|Will my foster son seroconvert?
Nov 26, 2003
I am in the process of adopting my foster son (now 10 and a half months old). I received him from the hospital at 6 days old. He was the child of a crack using prostitute. I asked about his HIV status. They said he tested negative (at 2 days old). So, to be safe, I got a court order for the pediatrician to test him again. They did the second testing at 6 and a half months old. Both tests were non-reactive. However, I was recently informed that his bio-mother has tested positive for HIV. I do not know when she contracted it or when she seroconverted. I don't know if she already had it when she was pregnant. So, I started researching the testing done on the baby. The tests were "HIV-1 AB screen with refl" tests. I am assuming these are the ELISA tests(???) But, after researching the internet, I have read that the PCR would tell me his true status. I am confused because I thought he would have tested positive due to her antibodies at the initial screening he went through at birth if she already had it herself. But, he tested negative. He has had a bout of pneumonia (I don't know which kind) at 3 weeks of age, and he is under the 5th percentile for height and weight. So,since these could be indicators of HIV, my doctor said we should wait until he is 15-18 months old and retest him. She said he could still convert. I thought that the two negative screenings (one after a 6 month window) would clear him. Now I am so worried. She said the chances of the seroconversion are less than 1, but this child has had everything against him since birth. I was initially under the impression that once an infant over 6 months of age tests negative (ELISA?), then he is cleared. Is this not true? Should I get that PCR test? Please answer my questions. I am so worried for this little boy. Thank you.

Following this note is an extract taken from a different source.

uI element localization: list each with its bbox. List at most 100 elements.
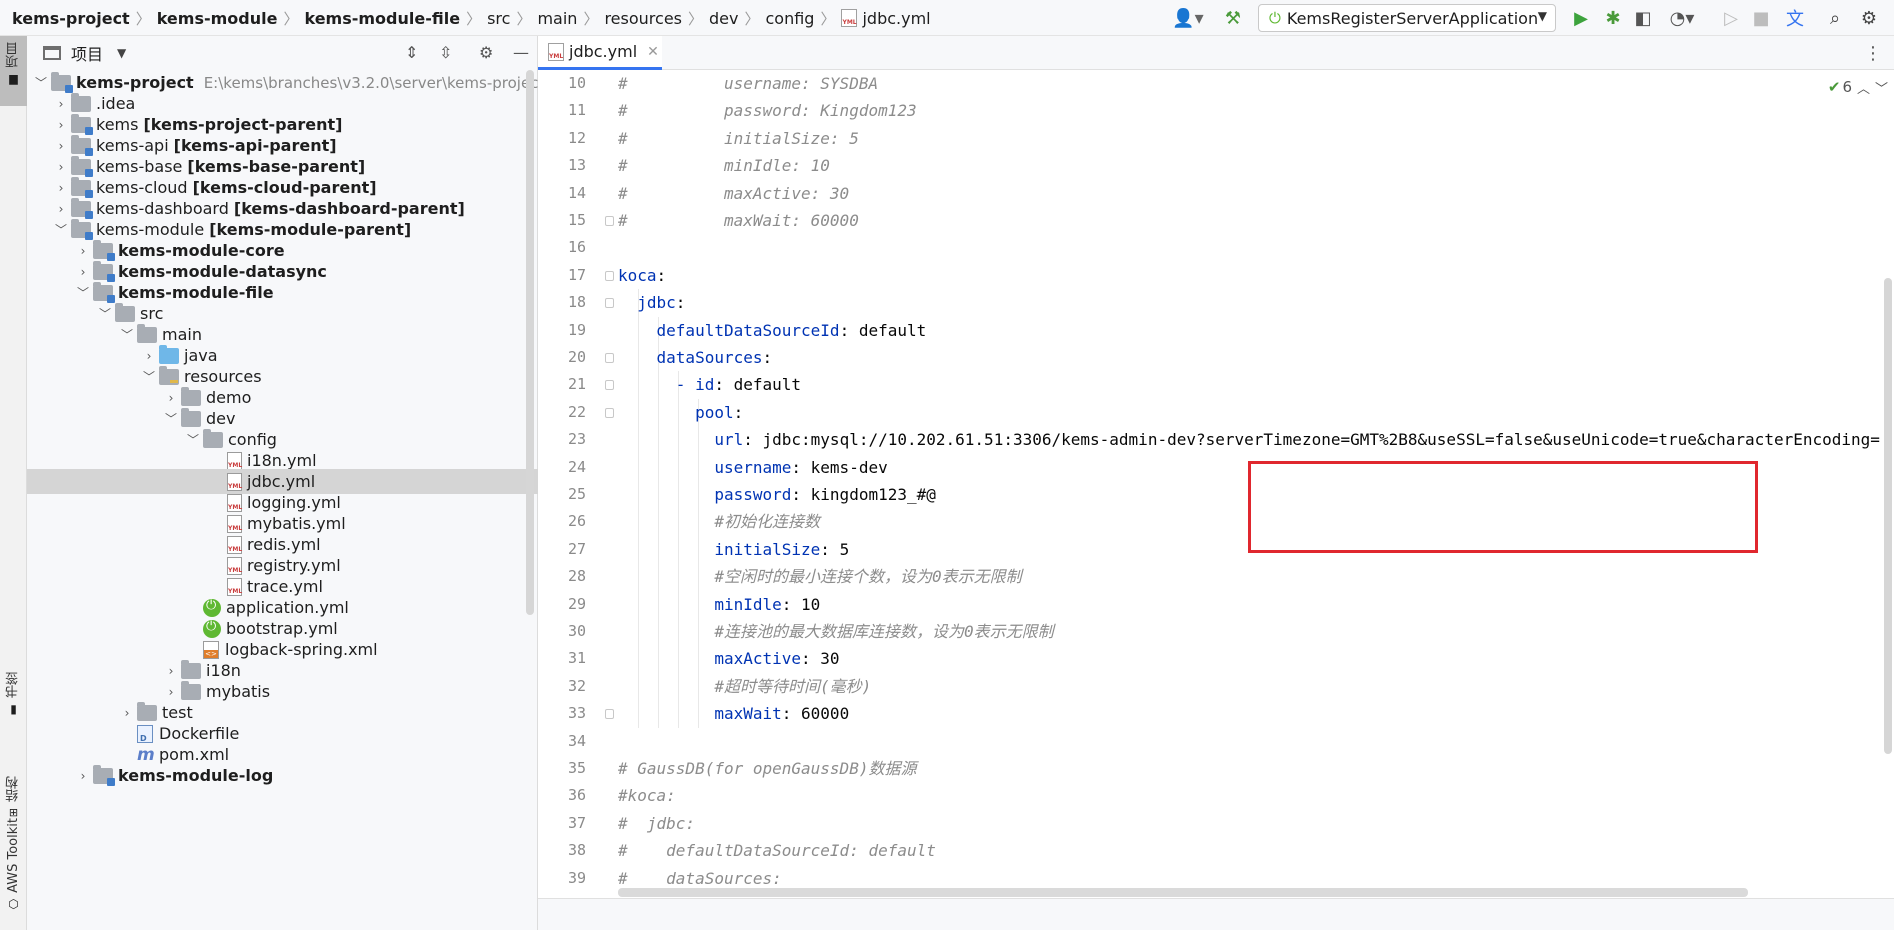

Response from Dr. Sullivan
The sequence and the type of tests that were performed on your child indicate that he is not infected with HIV; the negative antibody test at birth means that his biological mother was not infected at the time of his birth unless she was infected in the last 3 weeks of pregnancy which is highly unlikely; the followup testing of your child at 6.5 months of age absolutely confirms that he is not infected; no further testing of any type for HIV is necessary; JLS.